Diese Praxis mag auf den ersten Blick wie eine kleine Spielerei aussehen. Bedenken Sie aber bitte, daß sich die Plattennummer (sie ist ja nur aufgemalt), z. B. anläßlich einer Generalüberholung, bei der auch die Platte gespritzt wird, leicht ändern läßt, wodurch ein Flügel beispielsweise »über Nacht« um 20 Jahre jünger wird. Selbst einem Fachmann muß diese »Korrektur« nicht unbedingt auffallen, da sich die Instrumenten-Modelle der Fa. Steinway seit über 80 Jahren nicht geändert haben.

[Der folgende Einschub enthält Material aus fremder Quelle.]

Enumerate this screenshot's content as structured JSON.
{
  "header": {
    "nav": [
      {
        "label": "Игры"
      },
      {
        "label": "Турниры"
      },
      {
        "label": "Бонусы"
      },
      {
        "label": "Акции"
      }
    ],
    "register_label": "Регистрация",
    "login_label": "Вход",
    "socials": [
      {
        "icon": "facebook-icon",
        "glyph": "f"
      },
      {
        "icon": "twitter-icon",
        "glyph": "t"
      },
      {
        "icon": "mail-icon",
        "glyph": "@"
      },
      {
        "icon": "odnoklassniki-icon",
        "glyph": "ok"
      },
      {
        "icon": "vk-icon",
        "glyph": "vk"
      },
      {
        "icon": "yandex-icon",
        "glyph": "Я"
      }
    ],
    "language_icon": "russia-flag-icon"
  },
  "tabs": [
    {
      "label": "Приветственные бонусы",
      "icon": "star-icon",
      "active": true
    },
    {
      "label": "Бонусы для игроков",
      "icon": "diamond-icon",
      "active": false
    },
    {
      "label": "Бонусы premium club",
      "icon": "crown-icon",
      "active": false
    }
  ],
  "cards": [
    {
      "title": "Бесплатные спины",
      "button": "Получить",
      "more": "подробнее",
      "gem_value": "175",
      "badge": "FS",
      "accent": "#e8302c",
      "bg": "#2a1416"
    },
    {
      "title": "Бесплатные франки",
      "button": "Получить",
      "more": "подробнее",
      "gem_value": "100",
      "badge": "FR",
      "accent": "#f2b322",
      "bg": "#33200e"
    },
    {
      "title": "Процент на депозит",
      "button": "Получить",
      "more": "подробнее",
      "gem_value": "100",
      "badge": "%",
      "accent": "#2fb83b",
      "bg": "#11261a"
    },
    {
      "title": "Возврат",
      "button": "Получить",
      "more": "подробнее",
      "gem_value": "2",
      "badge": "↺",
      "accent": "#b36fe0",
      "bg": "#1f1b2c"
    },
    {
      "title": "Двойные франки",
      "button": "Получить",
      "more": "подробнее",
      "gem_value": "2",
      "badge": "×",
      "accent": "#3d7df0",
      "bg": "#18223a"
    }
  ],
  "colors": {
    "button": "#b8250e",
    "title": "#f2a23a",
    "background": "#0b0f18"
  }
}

Die interne Werksnummer läßt sich dagegen nicht entfernen, zumal sie an verschiedenen Stellen in Holzteile des Instruments eingeschlagen ist. Beim Flügel findet man sie in der Nähe der Glocke auf der sog. Rim und unter dem Stuhlboden auf der Diskantseite. Diese beiden Stellen lassen sich gut ausfindig machen, ohne das Instrument zu berühren oder gar zu zerlegen. (Auf die Kennzeichnung an Notenpult, Backenklötzen, Vorsatzleiste, Klappe und Stellen im Instrumenteninnern möchte ich hier nicht näher eingehen.)
Vor 1900 gab es zwar keine interne Nummer, dafür wurde aber die Opus-Nummer (normale Nummer) an verschiedenen Positionen eingeschlagen.

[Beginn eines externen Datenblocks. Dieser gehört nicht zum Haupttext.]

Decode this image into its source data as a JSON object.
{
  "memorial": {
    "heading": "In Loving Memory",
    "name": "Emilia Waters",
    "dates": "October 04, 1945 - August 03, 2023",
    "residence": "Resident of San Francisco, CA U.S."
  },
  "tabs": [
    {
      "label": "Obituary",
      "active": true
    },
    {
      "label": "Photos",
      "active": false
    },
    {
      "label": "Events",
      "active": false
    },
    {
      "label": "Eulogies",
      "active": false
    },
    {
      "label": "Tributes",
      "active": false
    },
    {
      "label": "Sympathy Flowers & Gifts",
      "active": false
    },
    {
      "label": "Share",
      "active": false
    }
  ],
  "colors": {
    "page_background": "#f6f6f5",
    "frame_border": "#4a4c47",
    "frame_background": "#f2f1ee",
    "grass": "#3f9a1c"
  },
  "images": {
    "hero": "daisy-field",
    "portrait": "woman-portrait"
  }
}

Dazu fällt mir eine kleine Begebenheit ein: Wir bekamen einen Steinway-Flügel zur Reparatur, der keine interne Nummer besaß. Aber die Opus-Zahl (191.000) mochte nicht so recht zu einem Dämpfungsdetail des Flügels passen, was meinem Chef sofort auffiel. Wir untersuchten daraufhin alle uns bekannten Kennzeichnungsstellen, stießen aber immer wieder auf die Gleiche Opus-Zahl, obwohl die Wackelbrett-Konstruktion älter sein mußte, als die Nummer dies »vortäuschte«. Als wir die Sache schon auf sich beruhen lassen wollten, kam unser Chef auf die »zeitraubende« Idee, das Klavierband zwischen Vorder- und Hinterdeckel abzuschrauben. Dort nämlich fanden wir die Nummer 91000. Irgend jemand hatte demnach den Flügel durch das Hinzufügen einer »1« um etliche Jahre jünger machen wollen.

Nachtrag:
Seit einigen Jahren hat die Firma Steinway & Sons die interne Werksnummer modifiziert. Jeder Nummer werden jetzt Kennziffern für die verschiedenen Modelle vorangestellt. Dabei ist folgendes vereinbart:

16 = Modell – D – (274 cm)
15 = Modell – C – (227 cm)
14 = Modell – B – (211 cm)
13 = Modell – A – (188 cm)
12 = Modell – O – (180 cm)
11 = Modell – M – (170 cm)
10 = Modell – S – (155 cm)

21 = Klaviermodell – Z – (114 cm)
22 = Klaviermodell – V – (122 cm)
23 = Klaviermodell – K – (132 cm)

Auch hier ein Beispiel:
Das Instrument mit der internen Nummer: 16034 21 ist ein Konzertflügel, Modell D (vorangestellte »16«), gebaut als 34tes Instrument im Jahre 2001.